Kulit Terbakar: Obsesi Gen Z dengan Kulit Cokelat Ekstrem dan Bahaya yang Mengintai
📷 Image source: i.guim.co.uk
Gaya atau Gila? Fenomena Kulit 'Terpanggang' di Kalangan Gen Z
Dari Pantai ke Klinik Kecantikan, Tren yang Memicu Kekhawatiran
Mereka menyebutnya 'tanorexia'—obsesi tak sehat terhadap kulit cokelat yang digoreng matahari atau alat tanning. Di media sosial, tagar #SunburnChallenge ramai dengan foto anak muda berbangga dengan kulit merah membara, seolah luka bakar itu lencana kehormatan.
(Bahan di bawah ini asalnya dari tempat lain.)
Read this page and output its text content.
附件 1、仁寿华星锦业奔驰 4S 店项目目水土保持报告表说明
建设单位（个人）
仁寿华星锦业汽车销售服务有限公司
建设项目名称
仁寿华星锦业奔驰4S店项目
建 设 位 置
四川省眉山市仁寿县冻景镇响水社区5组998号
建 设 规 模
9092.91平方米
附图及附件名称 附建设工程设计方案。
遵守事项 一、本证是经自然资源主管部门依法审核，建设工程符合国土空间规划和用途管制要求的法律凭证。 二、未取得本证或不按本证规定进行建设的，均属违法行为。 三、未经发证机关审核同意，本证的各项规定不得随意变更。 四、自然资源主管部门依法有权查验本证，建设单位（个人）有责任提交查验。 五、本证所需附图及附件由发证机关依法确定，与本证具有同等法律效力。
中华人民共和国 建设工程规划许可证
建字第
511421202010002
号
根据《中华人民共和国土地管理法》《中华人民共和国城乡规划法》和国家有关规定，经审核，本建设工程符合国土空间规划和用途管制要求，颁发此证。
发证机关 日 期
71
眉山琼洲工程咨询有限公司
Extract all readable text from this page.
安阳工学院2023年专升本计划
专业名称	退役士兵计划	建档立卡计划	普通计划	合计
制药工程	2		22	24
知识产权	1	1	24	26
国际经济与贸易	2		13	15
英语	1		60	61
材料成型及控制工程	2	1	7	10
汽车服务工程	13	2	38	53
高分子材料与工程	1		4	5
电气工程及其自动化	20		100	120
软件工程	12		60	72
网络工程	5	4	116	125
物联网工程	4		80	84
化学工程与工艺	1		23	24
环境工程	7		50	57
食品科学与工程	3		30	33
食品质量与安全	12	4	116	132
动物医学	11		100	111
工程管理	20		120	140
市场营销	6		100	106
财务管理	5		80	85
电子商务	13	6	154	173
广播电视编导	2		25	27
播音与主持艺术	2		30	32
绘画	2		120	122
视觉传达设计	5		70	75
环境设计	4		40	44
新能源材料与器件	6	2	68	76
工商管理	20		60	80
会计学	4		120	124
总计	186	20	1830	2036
Dr. Livia Andrade, dermatolog di São Paulo, menggambarkannya sebagai 'krisis kesehatan terselubung'. 'Mereka pikir kulit merah adalah langkah menuju cokelat sempurna. Padahal, itu tanda kerusakan DNA,' katanya, menunjuk data kenaikan 40% kasus melanoma pada usia 18-25 sejak 2020.
Siapa yang Bertanggung Jawab?
Pengaruh Media Sosial vs. Warisan Budaya 'Kulit Emas'
Platform seperti TikTok menjadi amplifier berbahaya. Video dengan musik upbeat menampilkan ritual tanning ekstrem—dari 'tanning bed marathon' (8 jam nonstop) hingga penggunaan reflektor aluminium untuk memaksimalkan paparan UV—mendapat jutaan views.
Tapi akar masalahnya lebih dalam. 'Ini warisan toxic dari era 2000-an ketika Paris Hilton dianggap ikon dengan kulit kecokelatan palsu,' ujar sosiolog budaya Marcus Renno. 'Gen Z hanya membawanya ke level ekstrem, karena algoritm mendorong konten yang semakin edgy untuk mendapat perhatian.'
Dibalik Glow yang Mematikan
Industri Kecantikan yang Turut Memupuk Obsesi
Salon tanning di Jakarta dan Bali kini menawarkan 'turbo tan'—paket 3 sesi tanning bed dalam sehari dengan garansi 'warna mocha dalam 48 jam'. Pemilik salon Rita Wijaya mengaku permintaan melonjak 70% selama 2024, didominasi pelanggan usia 16-22.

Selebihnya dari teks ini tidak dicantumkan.